Tabii cahil halkın gözünde hazret bin kat daha değerlenir. Ama halkın arasındaki bir genç bu numarayı pek yutmaz.
Biraz sonra yemek ikramı başlar.Herkese pilav üstü et ikram edilir. Ama şeyhin numarasını yutmayan genç, şeyhe ikram edilen tabağa önce etleri, etlerin üzerine de pilavı koyup Hazret’e getirir.Şeyh hemen gürler:
Hani benim tabağımda et?
Genç, taşı gediğine hemen koyuverir:
Şeyhim bu nasıl iştir? Taaa Mekke’deki, yüzlerce dağın arkasındaki Kabe’nin duvarına işeyen iti görüyorsun da, iki parmak pilavın altındaki eti göremiyorsun?

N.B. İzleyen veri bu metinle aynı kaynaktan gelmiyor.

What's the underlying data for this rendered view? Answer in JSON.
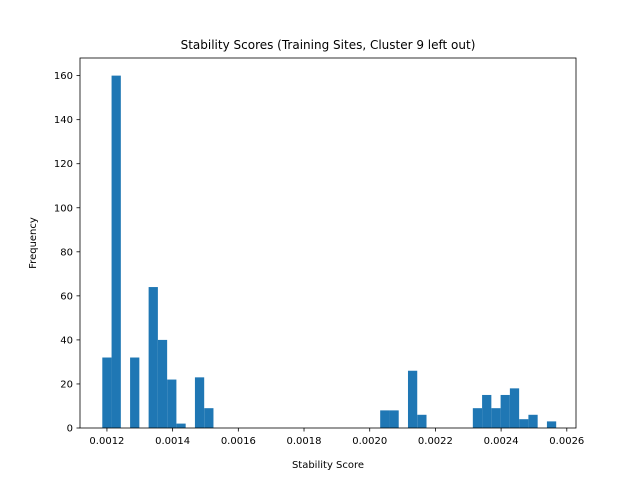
{
  "chart_data": {
    "type": "bar",
    "subtype": "histogram",
    "title": "Stability Scores (Training Sites, Cluster 9 left out)",
    "xlabel": "Stability Score",
    "ylabel": "Frequency",
    "xlim": [
      0.001118,
      0.002628
    ],
    "ylim": [
      0,
      168
    ],
    "bar_color": "#1f77b4",
    "bin_width": 2.82e-05,
    "x_ticks": [
      0.0012,
      0.0014,
      0.0016,
      0.0018,
      0.002,
      0.0022,
      0.0024,
      0.0026
    ],
    "x_tick_labels": [
      "0.0012",
      "0.0014",
      "0.0016",
      "0.0018",
      "0.0020",
      "0.0022",
      "0.0024",
      "0.0026"
    ],
    "y_ticks": [
      0,
      20,
      40,
      60,
      80,
      100,
      120,
      140,
      160
    ],
    "y_tick_labels": [
      "0",
      "20",
      "40",
      "60",
      "80",
      "100",
      "120",
      "140",
      "160"
    ],
    "bins": [
      {
        "x": 0.0011859,
        "count": 32
      },
      {
        "x": 0.0012141,
        "count": 160
      },
      {
        "x": 0.0012705,
        "count": 32
      },
      {
        "x": 0.0013269,
        "count": 64
      },
      {
        "x": 0.0013551,
        "count": 40
      },
      {
        "x": 0.0013833,
        "count": 22
      },
      {
        "x": 0.0014115,
        "count": 2
      },
      {
        "x": 0.0014679,
        "count": 23
      },
      {
        "x": 0.0014961,
        "count": 9
      },
      {
        "x": 0.0020319,
        "count": 8
      },
      {
        "x": 0.0020601,
        "count": 8
      },
      {
        "x": 0.0021165,
        "count": 26
      },
      {
        "x": 0.0021447,
        "count": 6
      },
      {
        "x": 0.0023139,
        "count": 9
      },
      {
        "x": 0.0023421,
        "count": 15
      },
      {
        "x": 0.0023703,
        "count": 9
      },
      {
        "x": 0.0023985,
        "count": 15
      },
      {
        "x": 0.0024267,
        "count": 18
      },
      {
        "x": 0.0024549,
        "count": 4
      },
      {
        "x": 0.0024831,
        "count": 6
      },
      {
        "x": 0.0025395,
        "count": 3
      }
    ]
  }
}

Fıkralara yansıyan bu rezillik yüzyıllar boyunca devam etmiş ve safsata bataklığında çırpınan bu insanların üzerine sürekli yağmıştır. Sahiplendikleri halis olmayan dinleri bu insanları dünyaya ne yazık ki kendilerine Müslüman dedikleri için Müslüman kimliği ile rezil rüsva etmiştir. Yaşadıkları bu rezilliğin sebebi bize göre,müritlerin büyük çoğunluğunun içinde bulundukları gafletten ama şeyhlerin büyük çoğunluğunun ise menfaatperest olmalarından kaynaklanmaktadır.
Sonuç:
Adı sanı ne olursa olsun, hiç kimse gaybı bilemez. Gaybı bilmek Allah’ın indindedir.Anlatılan ve yazılan aksi bilgilerin hepsi yalan ve uydurmadır. Bunların hepsi istismar malzemesidir.Allah’a (Kuran’a) ve peygamberimize rağmen bu sapık inanış maalesef cahil kitleler arasına yerleşmiştir.